Description
The attached test writes/reads XGB to/from the default filesystem through SequenceFileInputFormat and TextInputFormat, using LzoCodec, GzipCodec, and without compression, using both block and record compression for SequenceFiles.

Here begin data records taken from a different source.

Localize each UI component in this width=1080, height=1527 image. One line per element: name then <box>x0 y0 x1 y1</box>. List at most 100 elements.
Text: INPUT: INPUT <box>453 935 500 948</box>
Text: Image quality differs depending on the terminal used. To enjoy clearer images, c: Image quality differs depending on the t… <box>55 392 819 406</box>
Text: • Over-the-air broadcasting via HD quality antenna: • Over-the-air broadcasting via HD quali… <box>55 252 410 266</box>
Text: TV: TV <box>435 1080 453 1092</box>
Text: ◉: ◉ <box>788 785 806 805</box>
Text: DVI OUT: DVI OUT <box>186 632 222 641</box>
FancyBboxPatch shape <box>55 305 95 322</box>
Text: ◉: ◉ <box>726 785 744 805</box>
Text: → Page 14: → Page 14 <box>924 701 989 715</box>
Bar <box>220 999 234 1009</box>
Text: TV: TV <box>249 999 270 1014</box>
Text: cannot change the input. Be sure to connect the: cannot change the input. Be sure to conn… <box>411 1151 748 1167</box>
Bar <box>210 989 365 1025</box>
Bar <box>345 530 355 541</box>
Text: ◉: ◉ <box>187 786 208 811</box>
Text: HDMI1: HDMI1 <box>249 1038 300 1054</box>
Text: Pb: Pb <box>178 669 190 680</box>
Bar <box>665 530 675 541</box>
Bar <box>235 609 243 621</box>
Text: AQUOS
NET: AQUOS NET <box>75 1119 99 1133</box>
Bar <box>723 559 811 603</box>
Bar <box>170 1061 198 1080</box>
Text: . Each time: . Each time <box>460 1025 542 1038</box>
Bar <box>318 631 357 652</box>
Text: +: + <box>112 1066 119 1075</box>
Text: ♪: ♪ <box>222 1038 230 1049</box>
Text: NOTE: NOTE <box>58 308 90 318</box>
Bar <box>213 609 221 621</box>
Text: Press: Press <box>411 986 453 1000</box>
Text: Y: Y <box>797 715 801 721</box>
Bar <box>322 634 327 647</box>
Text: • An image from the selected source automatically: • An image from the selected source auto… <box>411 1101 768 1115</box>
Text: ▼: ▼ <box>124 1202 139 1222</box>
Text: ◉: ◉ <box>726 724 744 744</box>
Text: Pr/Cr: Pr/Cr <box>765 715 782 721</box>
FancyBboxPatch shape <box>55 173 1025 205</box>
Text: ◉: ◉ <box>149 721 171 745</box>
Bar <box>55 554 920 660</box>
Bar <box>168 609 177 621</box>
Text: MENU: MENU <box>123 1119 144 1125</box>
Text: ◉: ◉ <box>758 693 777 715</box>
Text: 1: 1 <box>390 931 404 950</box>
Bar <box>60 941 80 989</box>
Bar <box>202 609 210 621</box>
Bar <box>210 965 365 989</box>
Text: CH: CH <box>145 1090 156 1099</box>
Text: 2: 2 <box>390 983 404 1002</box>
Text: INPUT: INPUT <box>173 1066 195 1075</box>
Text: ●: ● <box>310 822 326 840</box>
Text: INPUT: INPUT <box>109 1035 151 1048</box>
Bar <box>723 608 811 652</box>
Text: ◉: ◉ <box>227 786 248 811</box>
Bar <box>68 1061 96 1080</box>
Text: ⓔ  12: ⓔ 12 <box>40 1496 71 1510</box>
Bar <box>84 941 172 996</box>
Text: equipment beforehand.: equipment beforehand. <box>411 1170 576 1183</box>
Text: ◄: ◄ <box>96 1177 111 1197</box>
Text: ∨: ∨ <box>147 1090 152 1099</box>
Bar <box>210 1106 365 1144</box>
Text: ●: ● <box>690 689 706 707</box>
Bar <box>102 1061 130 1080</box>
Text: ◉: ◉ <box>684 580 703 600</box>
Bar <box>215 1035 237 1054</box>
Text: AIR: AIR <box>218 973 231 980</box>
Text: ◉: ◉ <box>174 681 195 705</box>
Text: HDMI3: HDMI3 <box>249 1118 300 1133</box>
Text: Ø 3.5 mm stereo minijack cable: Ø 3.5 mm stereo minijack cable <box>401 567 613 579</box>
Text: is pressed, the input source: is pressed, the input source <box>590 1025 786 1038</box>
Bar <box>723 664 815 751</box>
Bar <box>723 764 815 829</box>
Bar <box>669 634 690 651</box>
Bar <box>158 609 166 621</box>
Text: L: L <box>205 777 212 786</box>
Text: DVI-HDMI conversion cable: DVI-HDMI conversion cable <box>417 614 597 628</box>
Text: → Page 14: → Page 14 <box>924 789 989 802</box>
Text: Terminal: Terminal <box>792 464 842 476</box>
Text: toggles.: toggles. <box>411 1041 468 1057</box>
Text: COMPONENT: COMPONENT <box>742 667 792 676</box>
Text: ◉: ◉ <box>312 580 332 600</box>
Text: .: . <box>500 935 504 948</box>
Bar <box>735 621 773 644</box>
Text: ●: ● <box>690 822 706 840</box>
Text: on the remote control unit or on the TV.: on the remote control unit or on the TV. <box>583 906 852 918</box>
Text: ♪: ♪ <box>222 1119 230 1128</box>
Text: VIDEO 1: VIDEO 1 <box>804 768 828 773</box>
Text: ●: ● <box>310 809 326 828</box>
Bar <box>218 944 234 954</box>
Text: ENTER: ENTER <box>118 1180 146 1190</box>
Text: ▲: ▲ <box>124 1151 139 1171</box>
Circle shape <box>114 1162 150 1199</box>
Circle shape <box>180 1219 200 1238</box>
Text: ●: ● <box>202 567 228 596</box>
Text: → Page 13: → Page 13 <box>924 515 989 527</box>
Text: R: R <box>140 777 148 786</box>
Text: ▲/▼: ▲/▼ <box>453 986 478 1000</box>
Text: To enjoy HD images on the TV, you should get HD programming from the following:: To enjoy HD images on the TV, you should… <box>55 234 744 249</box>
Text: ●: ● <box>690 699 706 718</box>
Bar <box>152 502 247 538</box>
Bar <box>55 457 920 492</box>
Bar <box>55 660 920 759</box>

The following results using 10GB of data through RawLocalFileSystem with 5 word keys, 20 word values (as generated by RandomTextWriter with the same seed for each file) are pretty stable:
Writes:
Format | Compression | Type | Time (sec) | Filesize (bytes) |
---|---|---|---|---|
SEQ | LZO | BLOCK | 318 | 8 604 288 397 |
SEQ | LZO | RECORD | 367 | 11 689 969 413 |
SEQ | ZIP | BLOCK | 929 | 2 827 697 769 |
SEQ | ZIP | RECORD | 1737 | 9 324 730 365 |
SEQ | 201 | 11 282 745 683 | ||
TXT | LZO | 742 | 12 671 065 769 | |
TXT | ZIP | 1320 | 2 597 397 680 | |
TXT | 392 | 10 818 058 643 |
Reads:
Format | Compression | Type | Time (sec) |
---|---|---|---|
SEQ | LZO | BLOCK | 150 |
SEQ | LZO | RECORD | 281 |
SEQ | ZIP | BLOCK | 155 |
SEQ | ZIP | RECORD | 548 |
SEQ | 209 | ||
TXT | LZO | 620 | |
TXT | ZIP | 355 | |
TXT | 284 |
Of note:
- Lzo compressed TextOutput is larger than the uncompressed output (
HADOOP-2402); lzop cannot read it. - Zip compression is expensive. Short values are responsible for the unimpressive compression for record-compressed SequenceFiles.
- TextInputFormat is slow (
HADOOP-2285). TextOutputFormat also looks suspect.